(…of February, and other more substantial spans of space)
M.snowe’s relationship to death has changed drastically throughout her relatively short life, as she imagines it has for most people who’ve at least seen a few decades go by. At first, it was feared–but now, m.snowe has no trouble saying that the act of dying (while she hopes it’s not painful) doesn’t really keep her up at night. Yes, this might change again in the future given any number of circumstances, but not now, and on the whole m.snowe feels that’s a pretty good way to be. But what does scare m.snowe, or at least cause an almost undue sense of dread and pain, is the fear of dealing with dead things. The idea of death is such a personal notion, yet at the same time it is completely universal–but many seem to forget that every death, every fluctual, dialectical change represents a divergence, a stoppage of what we knew: a void. And sometimes, no matter what type of packing we use to repackage that void, it’s a loss nonetheless. M.snowe approaches these voids with much more trepidation than the possibility of her own.
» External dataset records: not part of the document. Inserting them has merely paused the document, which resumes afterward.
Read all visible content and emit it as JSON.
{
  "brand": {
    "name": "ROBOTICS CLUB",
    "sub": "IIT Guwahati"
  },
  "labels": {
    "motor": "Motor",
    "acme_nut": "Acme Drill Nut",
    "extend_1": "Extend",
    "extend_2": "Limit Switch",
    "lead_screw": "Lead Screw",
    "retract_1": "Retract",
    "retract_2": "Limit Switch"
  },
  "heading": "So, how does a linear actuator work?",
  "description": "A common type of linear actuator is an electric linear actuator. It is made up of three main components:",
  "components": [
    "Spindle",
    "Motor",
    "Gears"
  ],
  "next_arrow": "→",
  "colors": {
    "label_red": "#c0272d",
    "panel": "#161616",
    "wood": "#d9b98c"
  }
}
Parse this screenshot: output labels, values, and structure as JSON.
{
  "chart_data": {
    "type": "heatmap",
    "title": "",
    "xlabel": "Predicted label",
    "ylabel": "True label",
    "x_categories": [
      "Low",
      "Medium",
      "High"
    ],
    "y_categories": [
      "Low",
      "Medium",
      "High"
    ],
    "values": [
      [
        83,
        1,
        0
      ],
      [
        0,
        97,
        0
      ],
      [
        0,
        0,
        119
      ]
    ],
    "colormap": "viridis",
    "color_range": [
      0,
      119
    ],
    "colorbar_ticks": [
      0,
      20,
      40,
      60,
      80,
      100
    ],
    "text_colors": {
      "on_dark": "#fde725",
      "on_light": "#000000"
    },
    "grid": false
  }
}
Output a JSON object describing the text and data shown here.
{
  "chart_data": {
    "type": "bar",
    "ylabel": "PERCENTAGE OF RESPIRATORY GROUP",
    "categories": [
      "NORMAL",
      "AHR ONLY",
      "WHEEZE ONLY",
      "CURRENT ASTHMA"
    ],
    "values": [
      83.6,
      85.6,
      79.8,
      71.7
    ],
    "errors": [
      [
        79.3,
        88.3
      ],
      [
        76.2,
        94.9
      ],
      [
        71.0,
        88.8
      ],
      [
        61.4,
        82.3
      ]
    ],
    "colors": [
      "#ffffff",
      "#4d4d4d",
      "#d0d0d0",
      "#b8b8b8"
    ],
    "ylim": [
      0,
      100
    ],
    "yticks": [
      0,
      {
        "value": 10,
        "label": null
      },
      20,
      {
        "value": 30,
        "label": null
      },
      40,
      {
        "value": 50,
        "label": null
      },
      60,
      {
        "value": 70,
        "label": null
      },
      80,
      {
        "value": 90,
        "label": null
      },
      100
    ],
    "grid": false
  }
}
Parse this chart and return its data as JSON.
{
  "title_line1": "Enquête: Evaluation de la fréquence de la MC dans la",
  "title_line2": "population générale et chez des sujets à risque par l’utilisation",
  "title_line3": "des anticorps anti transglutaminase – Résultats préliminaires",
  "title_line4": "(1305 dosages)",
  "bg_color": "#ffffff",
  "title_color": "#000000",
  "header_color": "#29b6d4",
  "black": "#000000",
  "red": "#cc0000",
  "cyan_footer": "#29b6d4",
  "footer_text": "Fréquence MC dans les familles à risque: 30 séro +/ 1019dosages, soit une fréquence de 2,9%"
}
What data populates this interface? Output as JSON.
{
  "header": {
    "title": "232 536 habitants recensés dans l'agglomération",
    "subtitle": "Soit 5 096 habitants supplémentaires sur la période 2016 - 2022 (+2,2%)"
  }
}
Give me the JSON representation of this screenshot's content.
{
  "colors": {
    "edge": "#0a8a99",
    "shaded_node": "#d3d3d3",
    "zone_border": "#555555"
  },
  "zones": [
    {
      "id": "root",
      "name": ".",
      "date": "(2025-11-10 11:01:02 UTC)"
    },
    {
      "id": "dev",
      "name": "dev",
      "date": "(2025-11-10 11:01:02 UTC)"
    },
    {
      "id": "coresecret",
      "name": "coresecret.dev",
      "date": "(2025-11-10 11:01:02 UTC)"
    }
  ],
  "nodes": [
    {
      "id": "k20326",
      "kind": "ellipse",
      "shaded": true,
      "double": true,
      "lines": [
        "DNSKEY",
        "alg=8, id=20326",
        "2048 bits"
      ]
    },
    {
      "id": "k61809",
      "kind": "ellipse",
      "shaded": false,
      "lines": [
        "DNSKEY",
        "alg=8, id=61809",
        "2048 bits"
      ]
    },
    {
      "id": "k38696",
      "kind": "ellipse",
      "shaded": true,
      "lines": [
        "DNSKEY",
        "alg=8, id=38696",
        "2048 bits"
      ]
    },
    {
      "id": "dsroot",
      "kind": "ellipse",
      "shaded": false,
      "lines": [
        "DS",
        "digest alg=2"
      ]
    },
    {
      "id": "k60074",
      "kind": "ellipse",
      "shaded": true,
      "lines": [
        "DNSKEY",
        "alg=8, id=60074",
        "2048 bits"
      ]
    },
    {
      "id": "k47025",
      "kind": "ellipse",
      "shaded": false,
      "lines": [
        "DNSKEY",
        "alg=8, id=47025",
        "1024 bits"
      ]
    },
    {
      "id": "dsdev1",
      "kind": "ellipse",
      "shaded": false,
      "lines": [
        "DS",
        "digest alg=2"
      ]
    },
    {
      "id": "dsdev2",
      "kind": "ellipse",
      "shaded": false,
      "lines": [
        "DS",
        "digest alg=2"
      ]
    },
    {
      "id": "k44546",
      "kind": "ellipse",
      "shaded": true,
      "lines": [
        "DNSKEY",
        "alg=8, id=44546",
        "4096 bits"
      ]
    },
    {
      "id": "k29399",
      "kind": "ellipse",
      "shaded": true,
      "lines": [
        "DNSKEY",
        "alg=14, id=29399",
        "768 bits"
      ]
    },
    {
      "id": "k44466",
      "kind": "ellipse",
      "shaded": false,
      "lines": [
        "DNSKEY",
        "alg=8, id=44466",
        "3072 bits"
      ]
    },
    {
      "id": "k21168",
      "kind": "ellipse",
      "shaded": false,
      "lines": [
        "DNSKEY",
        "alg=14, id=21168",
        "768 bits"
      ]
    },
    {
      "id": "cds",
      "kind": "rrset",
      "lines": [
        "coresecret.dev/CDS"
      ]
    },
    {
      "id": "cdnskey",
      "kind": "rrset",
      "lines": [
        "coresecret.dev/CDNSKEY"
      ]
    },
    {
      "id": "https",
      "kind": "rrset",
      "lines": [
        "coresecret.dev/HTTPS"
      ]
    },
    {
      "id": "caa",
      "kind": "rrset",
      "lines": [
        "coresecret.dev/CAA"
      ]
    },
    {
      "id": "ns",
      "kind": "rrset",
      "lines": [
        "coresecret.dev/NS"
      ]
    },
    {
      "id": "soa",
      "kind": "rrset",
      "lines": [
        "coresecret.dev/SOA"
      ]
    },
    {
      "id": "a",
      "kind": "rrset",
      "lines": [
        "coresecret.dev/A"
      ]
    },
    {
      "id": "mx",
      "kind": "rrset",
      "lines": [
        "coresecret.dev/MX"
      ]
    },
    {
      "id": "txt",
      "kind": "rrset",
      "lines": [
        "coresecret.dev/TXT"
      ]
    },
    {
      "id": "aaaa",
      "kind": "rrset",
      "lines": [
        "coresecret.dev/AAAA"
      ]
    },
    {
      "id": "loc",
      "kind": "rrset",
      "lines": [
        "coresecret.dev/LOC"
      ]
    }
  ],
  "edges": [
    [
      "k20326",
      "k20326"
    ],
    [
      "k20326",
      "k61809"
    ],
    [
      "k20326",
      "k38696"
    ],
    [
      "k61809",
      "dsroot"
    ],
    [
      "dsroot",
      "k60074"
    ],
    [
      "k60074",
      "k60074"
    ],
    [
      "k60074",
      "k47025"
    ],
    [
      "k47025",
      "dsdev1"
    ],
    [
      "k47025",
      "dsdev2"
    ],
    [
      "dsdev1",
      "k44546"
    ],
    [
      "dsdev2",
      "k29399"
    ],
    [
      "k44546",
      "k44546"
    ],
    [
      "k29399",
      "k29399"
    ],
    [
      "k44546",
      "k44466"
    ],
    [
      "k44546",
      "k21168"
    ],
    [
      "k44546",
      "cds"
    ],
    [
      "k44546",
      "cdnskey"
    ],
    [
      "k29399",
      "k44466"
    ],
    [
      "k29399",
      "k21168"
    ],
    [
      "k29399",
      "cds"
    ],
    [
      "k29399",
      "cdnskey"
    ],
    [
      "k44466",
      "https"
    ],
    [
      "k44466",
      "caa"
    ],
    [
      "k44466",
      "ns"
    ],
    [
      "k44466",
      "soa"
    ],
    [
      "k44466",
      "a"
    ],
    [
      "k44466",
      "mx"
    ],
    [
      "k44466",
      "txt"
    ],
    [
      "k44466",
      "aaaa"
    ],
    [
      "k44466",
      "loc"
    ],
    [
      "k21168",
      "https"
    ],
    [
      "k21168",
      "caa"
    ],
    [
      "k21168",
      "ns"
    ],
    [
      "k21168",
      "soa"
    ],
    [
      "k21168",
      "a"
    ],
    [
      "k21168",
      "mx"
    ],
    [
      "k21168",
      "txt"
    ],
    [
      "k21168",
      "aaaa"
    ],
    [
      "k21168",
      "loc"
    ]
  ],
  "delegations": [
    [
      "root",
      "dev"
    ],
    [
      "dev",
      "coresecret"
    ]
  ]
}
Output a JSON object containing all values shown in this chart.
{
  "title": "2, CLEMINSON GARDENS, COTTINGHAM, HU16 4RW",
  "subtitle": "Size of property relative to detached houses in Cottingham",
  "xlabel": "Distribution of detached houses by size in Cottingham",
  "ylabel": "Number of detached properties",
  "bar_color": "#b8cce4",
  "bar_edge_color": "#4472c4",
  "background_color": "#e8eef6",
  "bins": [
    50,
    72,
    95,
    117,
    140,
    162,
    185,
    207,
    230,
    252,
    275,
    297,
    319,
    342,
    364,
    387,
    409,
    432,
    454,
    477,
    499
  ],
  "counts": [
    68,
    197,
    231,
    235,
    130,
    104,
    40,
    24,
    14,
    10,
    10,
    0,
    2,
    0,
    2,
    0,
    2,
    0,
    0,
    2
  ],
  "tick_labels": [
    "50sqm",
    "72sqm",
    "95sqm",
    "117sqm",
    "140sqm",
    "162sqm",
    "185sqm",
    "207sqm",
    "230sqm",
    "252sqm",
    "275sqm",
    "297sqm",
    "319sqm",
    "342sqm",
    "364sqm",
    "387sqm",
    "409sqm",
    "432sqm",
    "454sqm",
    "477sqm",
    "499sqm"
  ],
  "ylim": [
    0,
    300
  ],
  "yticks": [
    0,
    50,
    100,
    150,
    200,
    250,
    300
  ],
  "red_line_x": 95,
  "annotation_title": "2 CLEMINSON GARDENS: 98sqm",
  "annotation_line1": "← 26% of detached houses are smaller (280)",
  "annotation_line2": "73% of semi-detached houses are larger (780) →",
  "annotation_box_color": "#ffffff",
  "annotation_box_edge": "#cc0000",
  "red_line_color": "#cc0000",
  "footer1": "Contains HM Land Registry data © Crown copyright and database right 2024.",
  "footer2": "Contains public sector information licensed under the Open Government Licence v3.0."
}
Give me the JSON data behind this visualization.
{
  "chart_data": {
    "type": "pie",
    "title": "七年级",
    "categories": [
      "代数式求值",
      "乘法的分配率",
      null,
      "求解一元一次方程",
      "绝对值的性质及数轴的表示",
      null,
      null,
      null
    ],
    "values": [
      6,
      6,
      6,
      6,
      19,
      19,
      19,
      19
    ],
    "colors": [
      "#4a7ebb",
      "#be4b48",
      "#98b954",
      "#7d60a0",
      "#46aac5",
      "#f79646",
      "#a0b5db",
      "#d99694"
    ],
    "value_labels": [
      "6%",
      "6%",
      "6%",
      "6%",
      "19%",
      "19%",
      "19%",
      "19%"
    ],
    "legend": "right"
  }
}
Perhaps the scariest type of death during life is the loss of others. To clarify, M.snowe doesn’t mean others literal, physical death (although those aren’t exactly fun either)–but the deaths that come with lost interaction, irrevocable differences, failed reliance of trust, anything that causes those despairing driftings away on an untamed sea of reasons. From personal experience in the last two months, m.snowe has suffered (along with many of those involved) the emotional deaths of coworkers, friends, more than friends, you name it. Taking the situations for what they were, m.snowe tried to tell herself she was behaving or feeling irrationally despaired. But taken in view of mourning the deaths of so many familiar people and situations that filled her life with joy, she knows that questioning the strength of the blow was an interior mistake. Because when someone you love dies physically, there is an ultimate pain that you can’t escape. But the finality, the “closure” (m.snowe hates, hates, hates that word) is tangible–despite what Joan Didion would like you to believe or not–magical thinking has no place in this physical world of solids and scientific decay. The only half-lives available have to do with archeology and carbon-dating. But, when you lose a friend, a coworker, a romantic interest, etc., to a change in circumstance, a new revelation, or outright rejection–they do not die so clean-cut and definitively. There is no altar to turn to, no place to arrange your intellectual bouquet of flowers. In fact, magical thinking becomes your simultaneous ally and worst enemy–you craft impossible dreams because the physical lives of these other people are still indeed in full operation–only now, without you and vice-versa. Perhaps this is a mostly American phenomena, but the abilities of our population for wishful thinking are completely overstretched–no one needs to go farther than the movies to realize we’ve got our heads spinning with merry-go-round dreams, brass rings, and carnival grand prizes that revolve around impossible redemption. And all these things, these thoughts and notions of reinvigorated possibilities, visiting m.snowe from the reaches of her own imagined river Styx–they scare her more than mortality.